The apparent rise in the titer of NAbs against EV-D68 from 2007 to 2011 in adults indicates that NAbs were boosted by infections of EV-D68. Yet limited EV-D68-positive cases were detected in RTI adults in China during this period.[9, 15] As these specimens were all collected from patients who were seeking medical service at hospitals, the low detection rate of EV-D68 in the general population suggests that EV-D68 mainly causes mild or asymptomatic infections in adults, which do not necessitate a visit to a doctor.

The titer of NAbs in children increased with age. The GMTs were higher in the group of 6.1–15 years than in the group of 0.5–6 years. But even in the group of 6.1–15 years, the GMT (45; 95% CI, 34–59) still had no statistic difference compared to the group of EV-D68-positive adults (21; 95% CI, 9–49). In contrast to the increase year by year in adults, we did not find a significant increase year by year in children. Even in the group of 6–15 years, the GMT in 2011 had no statistic difference compared to that in 2007 or 2009. The reason for the low titer of NAbs in children is not clear. This phenomenon is noteworthy for the designer of vaccine.

In contrast to the large-scale outbreak of EV-D68 that occurred in 2014 in the USA, only very few EV-D68 cases were reported in China in that year.[19] The high titers of NAbs existing in the Chinese population might contribute to the low prevalence in China. According to our data, the NAbs indeed could block the EV-D68 replication. Seroprevalence of NAbs against EV-D68 increased rapidly to very high level in Chinese population. However, this hypothesis warrants further investigations to compare the seroprevalence in different countries at the same time points.

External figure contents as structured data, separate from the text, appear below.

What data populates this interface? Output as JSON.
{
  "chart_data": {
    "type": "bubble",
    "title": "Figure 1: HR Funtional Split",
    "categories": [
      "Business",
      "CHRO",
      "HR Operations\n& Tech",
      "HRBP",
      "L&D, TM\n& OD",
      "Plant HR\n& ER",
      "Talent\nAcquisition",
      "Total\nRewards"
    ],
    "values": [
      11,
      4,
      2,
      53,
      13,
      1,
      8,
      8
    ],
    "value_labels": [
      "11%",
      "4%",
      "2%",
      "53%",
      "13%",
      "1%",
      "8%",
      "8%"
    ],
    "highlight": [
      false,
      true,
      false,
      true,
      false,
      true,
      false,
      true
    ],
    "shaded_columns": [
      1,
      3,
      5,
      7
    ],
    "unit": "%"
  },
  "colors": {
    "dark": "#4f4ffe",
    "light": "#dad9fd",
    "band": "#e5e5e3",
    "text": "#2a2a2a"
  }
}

In our study, only acute phase sera were collected from EV-D68-positive patients and no paired convalescent sera were available to demonstrate seroconversion after infection. We thus compared only the NAbs in acute phase patients who were positive or negative for EV-D68. Nevertheless, the significant difference between these two groups suggests that high titers of NAbs may protect people from EV-D68 infection.

In conclusion, our data indicate that this emerging virus has spread rapidly in China in recent years, resulting in increased levels of NAbs in the general population, although only limited cases were reported.